Police released the taxi driver but said they had arrested two men on charges of plotting to traffic the radioactive material to Adzharia, a district in southern Georgia on the border with Turkey.

"The most likely version is that the containers were intended to be transported on to Turkey and to be resold," police spokesman Givi Mgebrishvili told a news conference in Tbilisi.

Strontium-90, a radioactive substance used in small quantities in Soviet- made generators as power sources in remote areas, and cesium-137, commonly found inside X-ray machines and in spent nuclear fuel, cannot be fashioned into a nuclear bomb, the way highly enriched uranium would. But if attached to a conventional explosive, these radioactive materials could be turned into one of the most feared terrorist weapons since the September 11, 2001, attacks: a "dirty bomb."

These bombs, which combine conventional explosives and radioactive material,

are capable of producing a dangerous blast and long-lasting radiation effects.

Mustard gas in such a bomb would make the effects of the fallout even more deadly and frightening.

"You could . . . blow it all over the place, make a whole lot of people ill and thousands more very scared," said Charles Digges, a researcher for a

Norwegian environmentalist group, Bellona Foundation.

BBC reported that the boxes contained three curies of cesium and 12 microcuries of strontium. Even a tiny fraction of a curie of strontium, if inhaled or ingested, can cause cancer.

Digges suggested that the detained suspects might have wanted to sell the containers to rebels in the breakaway Russian republic of Chechnya, whose border with Georgia, just north of the remote Pankisi Gorge, is porous. The United States and Russia contend that Islamic militants linked to Osama bin Laden's al Qaeda terrorist group have gathered in Pankisi.

Chechen rebels, who are locked with Russia in a nine-year conflict that has killed thousands on both sides, have repeatedly stated their eagerness to obtain and use nuclear materials for terrorist purposes. In 1995, rebel leader Shamil Basayev planted a container holding cesium-137 in a Moscow park and then tipped off Russian reporters.

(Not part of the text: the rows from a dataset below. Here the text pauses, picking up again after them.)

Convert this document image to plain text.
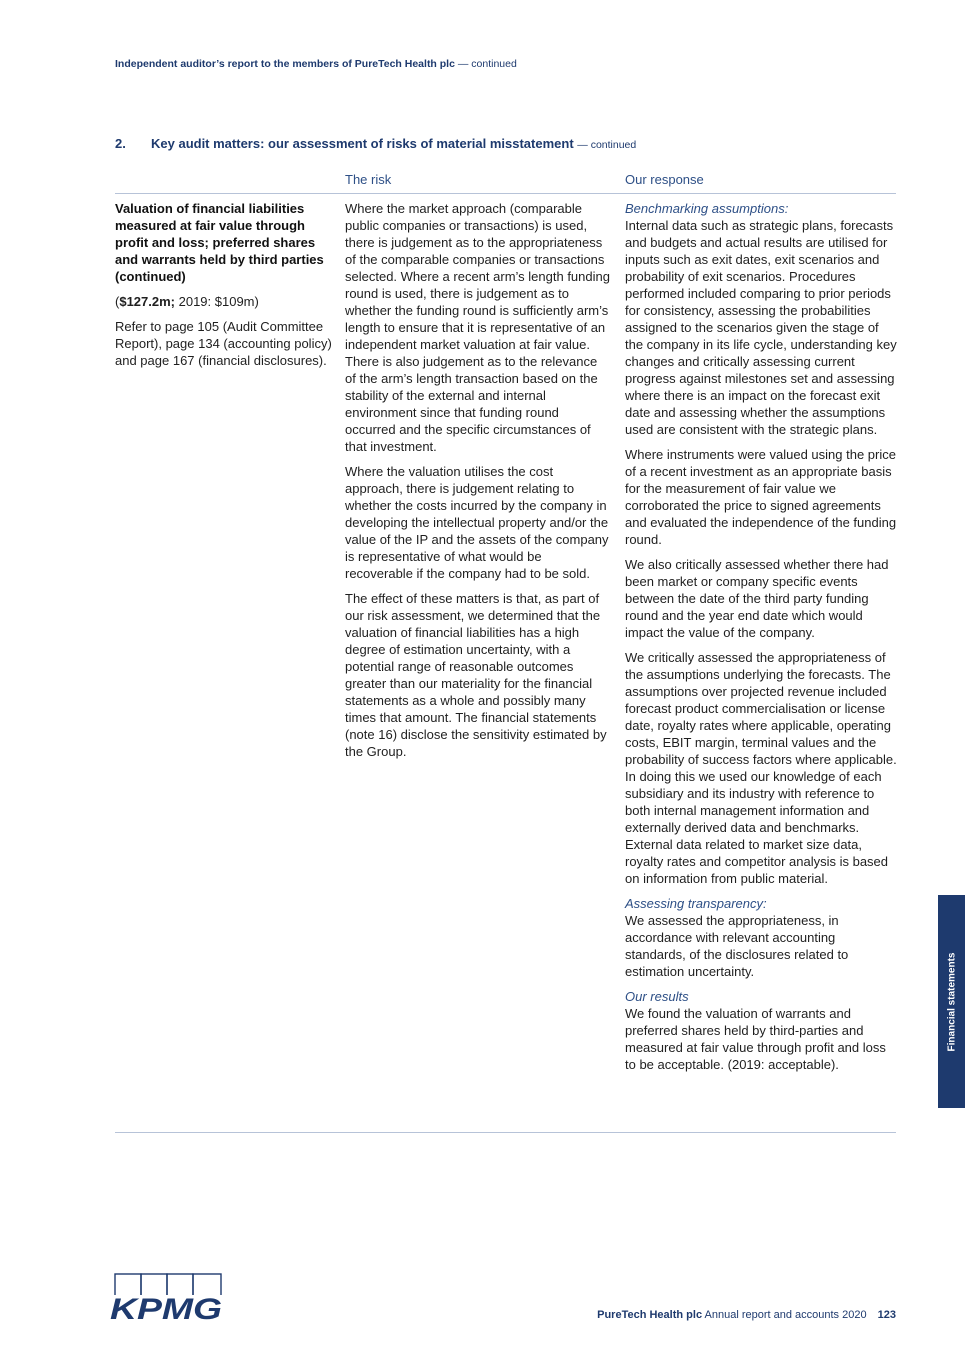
Independent auditor’s report to the members of PureTech Health plc — continued
2. Key audit matters: our assessment of risks of material misstatement — continued
The risk	Our response

Valuation of financial liabilities measured at fair value through profit and loss; preferred shares and warrants held by third parties (continued)

($127.2m; 2019: $109m)

Refer to page 105 (Audit Committee Report), page 134 (accounting policy) and page 167 (financial disclosures).

Where the market approach (comparable public companies or transactions) is used, there is judgement as to the appropriateness of the comparable companies or transactions selected. Where a recent arm’s length funding round is used, there is judgement as to whether the funding round is sufficiently arm’s length to ensure that it is representative of an independent market valuation at fair value. There is also judgement as to the relevance of the arm’s length transaction based on the stability of the external and internal environment since that funding round occurred and the specific circumstances of that investment.

Where the valuation utilises the cost approach, there is judgement relating to whether the costs incurred by the company in developing the intellectual property and/or the value of the IP and the assets of the company is representative of what would be recoverable if the company had to be sold.

The effect of these matters is that, as part of our risk assessment, we determined that the valuation of financial liabilities has a high degree of estimation uncertainty, with a potential range of reasonable outcomes greater than our materiality for the financial statements as a whole and possibly many times that amount. The financial statements (note 16) disclose the sensitivity estimated by the Group.

Benchmarking assumptions:
Internal data such as strategic plans, forecasts and budgets and actual results are utilised for inputs such as exit dates, exit scenarios and probability of exit scenarios. Procedures performed included comparing to prior periods for consistency, assessing the probabilities assigned to the scenarios given the stage of the company in its life cycle, understanding key changes and critically assessing current progress against milestones set and assessing where there is an impact on the forecast exit date and assessing whether the assumptions used are consistent with the strategic plans.

Where instruments were valued using the price of a recent investment as an appropriate basis for the measurement of fair value we corroborated the price to signed agreements and evaluated the independence of the funding round.

We also critically assessed whether there had been market or company specific events between the date of the third party funding round and the year end date which would impact the value of the company.

We critically assessed the appropriateness of the assumptions underlying the forecasts. The assumptions over projected revenue included forecast product commercialisation or license date, royalty rates where applicable, operating costs, EBIT margin, terminal values and the probability of success factors where applicable. In doing this we used our knowledge of each subsidiary and its industry with reference to both internal management information and externally derived data and benchmarks. External data related to market size data, royalty rates and competitor analysis is based on information from public material.

Assessing transparency:
We assessed the appropriateness, in accordance with relevant accounting standards, of the disclosures related to estimation uncertainty.

Our results
We found the valuation of warrants and preferred shares held by third-parties and measured at fair value through profit and loss to be acceptable. (2019: acceptable).

Financial statements
KPMG	PureTech Health plc Annual report and accounts 2020 123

Safety measures at Soviet nuclear warfare facilities in modern-day Russia and its former republics are so lax that last year, a Russian lawmaker accompanied by a television crew walked into the heart of a restricted area in Krasnoyarsk, Siberia, where 3,000 tons of highly radioactive spent nuclear fuel are stored.

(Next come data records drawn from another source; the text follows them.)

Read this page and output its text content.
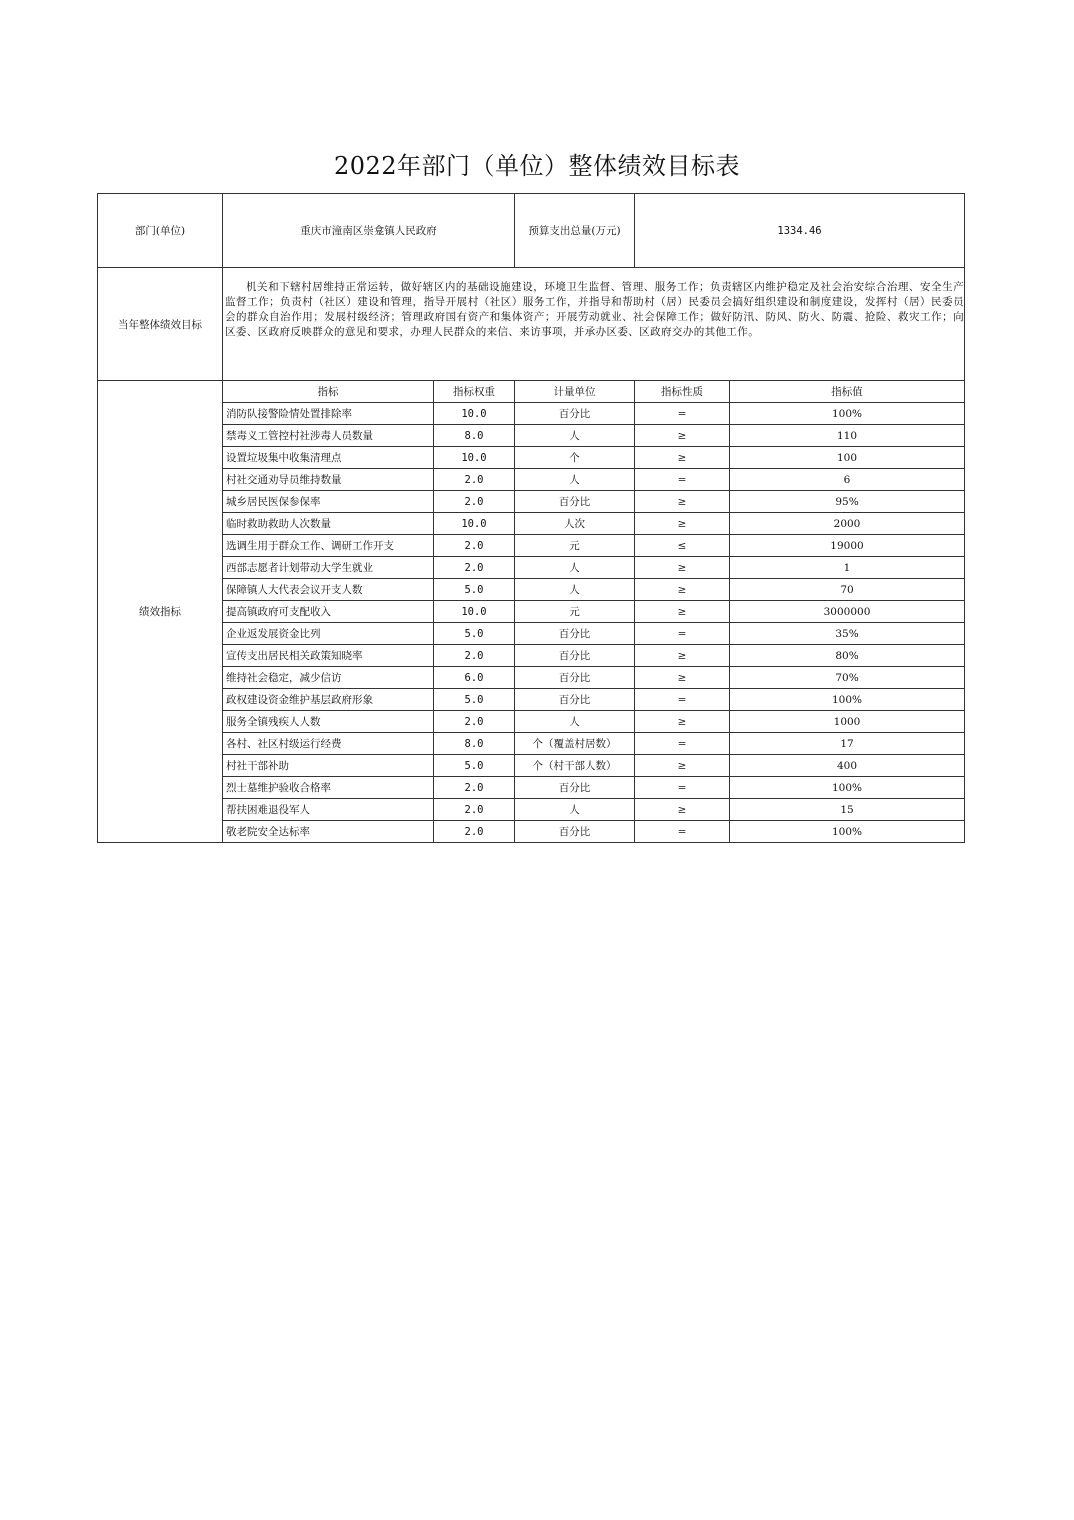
2022年部门（单位）整体绩效目标表
部门(单位)	重庆市潼南区崇龛镇人民政府		预算支出总量(万元)	1334.46	
当年整体绩效目标	机关和下辖村居维持正常运转，做好辖区内的基础设施建设，环境卫生监督、管理、服务工作；负责辖区内维护稳定及社会治安综合治理、安全生产监督工作；负责村（社区）建设和管理，指导开展村（社区）服务工作，并指导和帮助村（居）民委员会搞好组织建设和制度建设，发挥村（居）民委员会的群众自治作用；发展村级经济；管理政府国有资产和集体资产；开展劳动就业、社会保障工作；做好防汛、防风、防火、防震、抢险、救灾工作；向区委、区政府反映群众的意见和要求，办理人民群众的来信、来访事项，并承办区委、区政府交办的其他工作。				
绩效指标	指标	指标权重	计量单位	指标性质	指标值
	消防队接警险情处置排除率	10.0	百分比	=	100%
	禁毒义工管控村社涉毒人员数量	8.0	人	≥	110
	设置垃圾集中收集清理点	10.0	个	≥	100
	村社交通劝导员维持数量	2.0	人	=	6
	城乡居民医保参保率	2.0	百分比	≥	95%
	临时救助救助人次数量	10.0	人次	≥	2000
	选调生用于群众工作、调研工作开支	2.0	元	≤	19000
	西部志愿者计划带动大学生就业	2.0	人	≥	1
	保障镇人大代表会议开支人数	5.0	人	≥	70
	提高镇政府可支配收入	10.0	元	≥	3000000
	企业返发展资金比列	5.0	百分比	=	35%
	宣传支出居民相关政策知晓率	2.0	百分比	≥	80%
	维持社会稳定，减少信访	6.0	百分比	≥	70%
	政权建设资金维护基层政府形象	5.0	百分比	=	100%
	服务全镇残疾人人数	2.0	人	≥	1000
	各村、社区村级运行经费	8.0	个（覆盖村居数）	=	17
	村社干部补助	5.0	个（村干部人数）	≥	400
	烈士墓维护验收合格率	2.0	百分比	=	100%
	帮扶困难退役军人	2.0	人	≥	15
	敬老院安全达标率	2.0	百分比	=	100%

Security of radioactive substances used in equipment unrelated to the Soviet Union's nuclear weapons programs -- such as X-ray machines or generators -- often is nonexistent, making the former Soviet states a perfect source of "dirty bomb" material.

No one knows how much radioactive material disappears in Russia each year, but Digges said there were "a lot of substandard nuclear thieves" who scavenged hospital equipment and lighthouse batteries for substances they hoped to sell.

They "don't know really the value of what they have, and usually what they have is junk, garbage," Digges said. The suspects in Georgia are "probably also people who don't know what they have and want to sell it to someone like the rebels in Chechnya," he said. "Sooner or later, they will probably turn up at some hospital with their hair falling out."

The boxes of strontium-90 and cesium-137 are not the first containers with radioactive material recovered in Georgia. Eighteen months ago, three hunters gathering firewood in the country's snowy mountain forests stumbled upon two abandoned flashlight-sized canisters of strontium-90 and unwittingly used them to warm up. The hunters suffered severe burns and later died from the exposure.

The largest known seizure of nuclear weapons-grade uranium from the former Soviet Union was also in Georgia, where police arrested three men in 2001 who they said were trying to sell nearly four pounds of uranium-235 to buyers in Turkey.